Yanir Cozin, diplomatic correspondent for Israeli military radio GLZ, believes Netanyahu will not end the war until he can consider it a success.
“A deal to leave Hamas is a huge failure,” he said. “Eight months in, when you don’t achieve any of the war goals – don’t destroy Hamas, bring back all the hostages or secure the border – he doesn’t want to end the war. But he also understands that he cannot leave it until the next Israeli election in 2026.”
“If he can say, ‘We exiled Yahya Sinwar and Mohammed Deif, they don’t live in Gaza’ – and if people who live near Gaza and the northern border can come back – I think he can keep his government united.

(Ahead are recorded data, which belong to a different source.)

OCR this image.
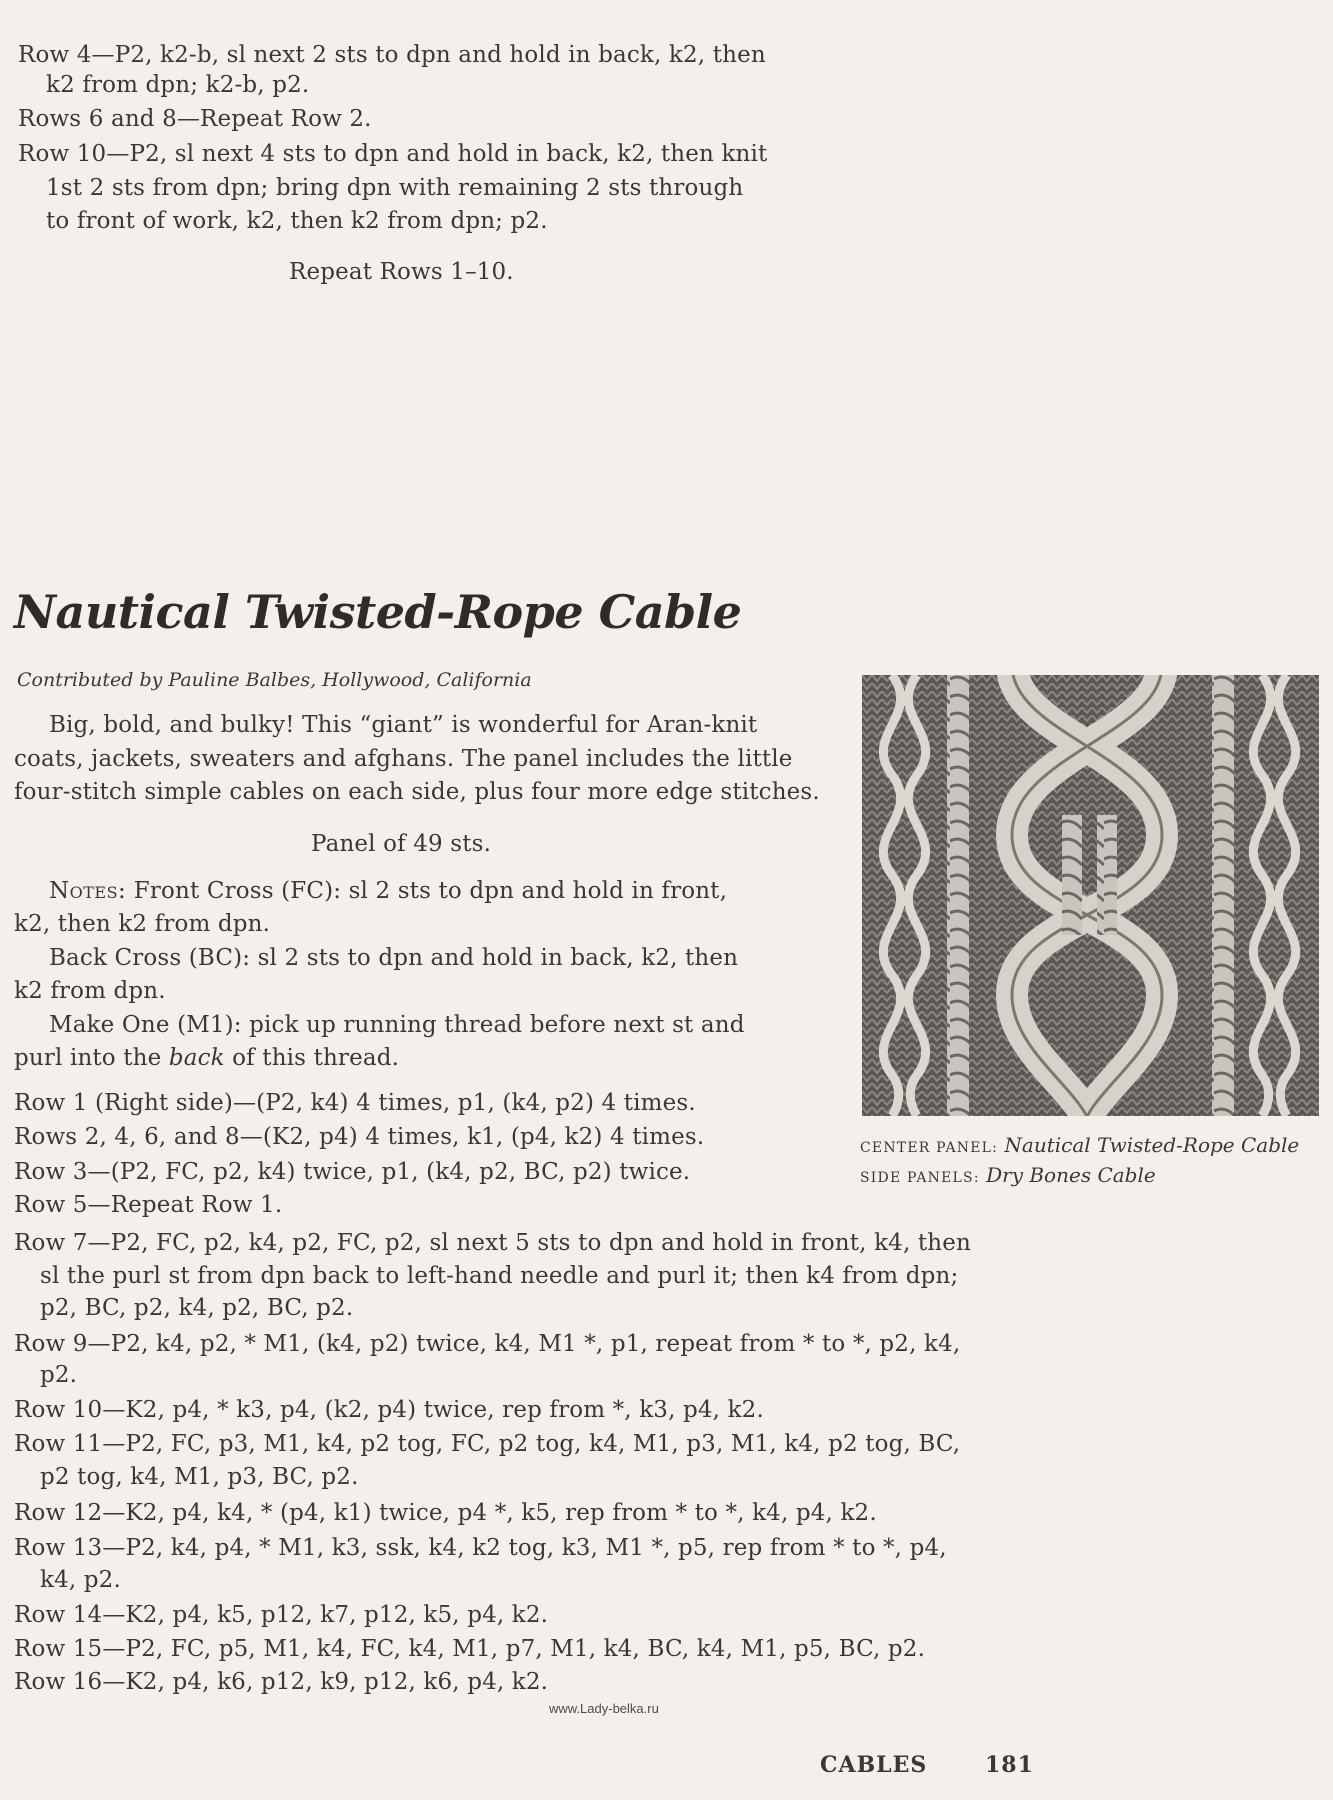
Row 4—P2, k2-b, sl next 2 sts to dpn and hold in back, k2, then
k2 from dpn; k2-b, p2.
Rows 6 and 8—Repeat Row 2.
Row 10—P2, sl next 4 sts to dpn and hold in back, k2, then knit
1st 2 sts from dpn; bring dpn with remaining 2 sts through
to front of work, k2, then k2 from dpn; p2.
Repeat Rows 1–10.
Nautical Twisted-Rope Cable
Contributed by Pauline Balbes, Hollywood, California
Big, bold, and bulky! This “giant” is wonderful for Aran-knit
coats, jackets, sweaters and afghans. The panel includes the little
four-stitch simple cables on each side, plus four more edge stitches.
Panel of 49 sts.
Notes: Front Cross (FC): sl 2 sts to dpn and hold in front,
k2, then k2 from dpn.
Back Cross (BC): sl 2 sts to dpn and hold in back, k2, then
k2 from dpn.
Make One (M1): pick up running thread before next st and
purl into the back of this thread.
CENTER PANEL: Nautical Twisted-Rope Cable
SIDE PANELS: Dry Bones Cable
Row 1 (Right side)—(P2, k4) 4 times, p1, (k4, p2) 4 times.
Rows 2, 4, 6, and 8—(K2, p4) 4 times, k1, (p4, k2) 4 times.
Row 3—(P2, FC, p2, k4) twice, p1, (k4, p2, BC, p2) twice.
Row 5—Repeat Row 1.
Row 7—P2, FC, p2, k4, p2, FC, p2, sl next 5 sts to dpn and hold in front, k4, then
sl the purl st from dpn back to left-hand needle and purl it; then k4 from dpn;
p2, BC, p2, k4, p2, BC, p2.
Row 9—P2, k4, p2, * M1, (k4, p2) twice, k4, M1 *, p1, repeat from * to *, p2, k4,
p2.
Row 10—K2, p4, * k3, p4, (k2, p4) twice, rep from *, k3, p4, k2.
Row 11—P2, FC, p3, M1, k4, p2 tog, FC, p2 tog, k4, M1, p3, M1, k4, p2 tog, BC,
p2 tog, k4, M1, p3, BC, p2.
Row 12—K2, p4, k4, * (p4, k1) twice, p4 *, k5, rep from * to *, k4, p4, k2.
Row 13—P2, k4, p4, * M1, k3, ssk, k4, k2 tog, k3, M1 *, p5, rep from * to *, p4,
k4, p2.
Row 14—K2, p4, k5, p12, k7, p12, k5, p4, k2.
Row 15—P2, FC, p5, M1, k4, FC, k4, M1, p7, M1, k4, BC, k4, M1, p5, BC, p2.
Row 16—K2, p4, k6, p12, k9, p12, k6, p4, k2.
www.Lady-belka.ru
CABLES	181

But there are a lot of ‘ifs’.”
Hamas is unlikely to agree to the exile or surrender of its top figures. However, there are clear divisions between Hamas leaders inside and outside Gaza.
Former Israeli Prime Minister Ehud Barak, who also served as defense minister, told Israeli radio on Monday that President Biden announced the deal “after seeing that Netanyahu only went ahead when he was sure that Sinwar would refuse.”
“How do you think Sinwar will react when he is inclined to agree and then he is told: but hurry up, because we still have to kill you after you return all the hostages,” he said. speak.
Meanwhile, tens of thousands of Israelis displaced by a Hamas attack on October 7 are watching their prime minister’s next move.
Among them was Yarin Sultan, a 31-year-old mother of three, who fled her home in Sderot, on the Gaza border, the morning after the Hamas attack. She said she would not go home until Yahya Sinwar and Mohammed Deif were no longer free.
“This ceasefire will kill us,” she told the BBC. “We will free the hostages, but in a few years you will be the next hostages, you will be the next people murdered, the next women raped – all of this will happen again.”